Klage gegen BAB A 44 Kassel – Herleshausen (Teilabschnitt zwischen Anschlussstelle Waldkappel und Hoheneiche) bleibt ohne Erfolg

Bezüglich des FFH-Gebiets „Trimberg bei Reichensachsen“ hat der Planfeststellungsbeschluss die Verträglichkeit des Autobahnprojekts mit den Erhaltungszielen des Gebiets - insbesondere Schutz des Kammmolchs und der Gelbbauchunke sowie des Lebensraumtyps „Waldmeister-Buchenwald“ – nach Auffassung des BVerwG zu Recht angenommen.

Hinsichtlich des zweiten FFH-Gebiets „Werra- und Wehretal“ hat der Planfeststellungsbeschluss ebenfalls nach Auffassung des BVerwG zu Recht die Verträglichkeit des Projekts mit den Erhaltungszielen bejaht; hierbei standen zwei Fledermausarten und zwei Spechtarten im Mittelpunkt.

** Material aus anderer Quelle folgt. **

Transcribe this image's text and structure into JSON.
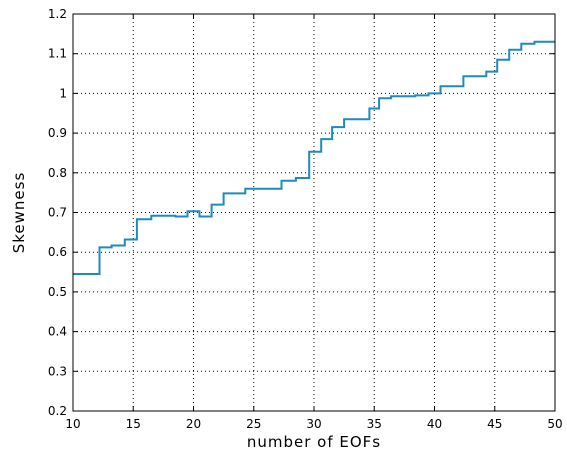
{
  "chart_data": {
    "type": "line",
    "title": "",
    "xlabel": "number  of  EOFs",
    "ylabel": "Skewness",
    "xlim": [
      10,
      50
    ],
    "ylim": [
      0.2,
      1.2
    ],
    "xticks": [
      10,
      15,
      20,
      25,
      30,
      35,
      40,
      45,
      50
    ],
    "yticks": [
      0.2,
      0.3,
      0.4,
      0.5,
      0.6,
      0.7,
      0.8,
      0.9,
      1,
      1.1,
      1.2
    ],
    "ytick_labels": [
      "0.2",
      "0.3",
      "0.4",
      "0.5",
      "0.6",
      "0.7",
      "0.8",
      "0.9",
      "1",
      "1.1",
      "1.2"
    ],
    "grid": true,
    "line_color": "#1f8ac0",
    "series": [
      {
        "step": true,
        "x": [
          10,
          12.2,
          13.2,
          14.3,
          15.3,
          16.5,
          18.5,
          19.5,
          20.5,
          21.5,
          22.5,
          24.3,
          25.5,
          27.3,
          28.5,
          29.6,
          30.6,
          31.5,
          32.5,
          34.6,
          35.4,
          36.4,
          38.4,
          39.5,
          40.5,
          42.4,
          44.3,
          45.2,
          46.2,
          47.2,
          48.3,
          49.8
        ],
        "y": [
          0.545,
          0.612,
          0.617,
          0.632,
          0.683,
          0.692,
          0.69,
          0.703,
          0.69,
          0.72,
          0.748,
          0.76,
          0.76,
          0.78,
          0.787,
          0.853,
          0.885,
          0.915,
          0.935,
          0.962,
          0.988,
          0.993,
          0.995,
          1.0,
          1.018,
          1.043,
          1.055,
          1.085,
          1.11,
          1.125,
          1.13,
          1.13
        ]
      }
    ]
  }
}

Soweit der Planfeststellungsbeschluss eine erhebliche Beeinträchtigung wegen Stickstoffbelastung sowie wegen Flächeninanspruchnahme angenommen habe, durfte er sich auf eine Ausnahme vom FFH-Gebietsschutz stützen. Für das Vorhaben stritten zwingende verkehrliche Gründe (vordringlicher Bedarf; Netzfunktion im TEN), die die konkrete Beeinträchtigung des FFH-Gebiets deutlich überwiegen. Eine zumutbare Alternative stehe nach Auffassung des Senats nicht zur Verfügung.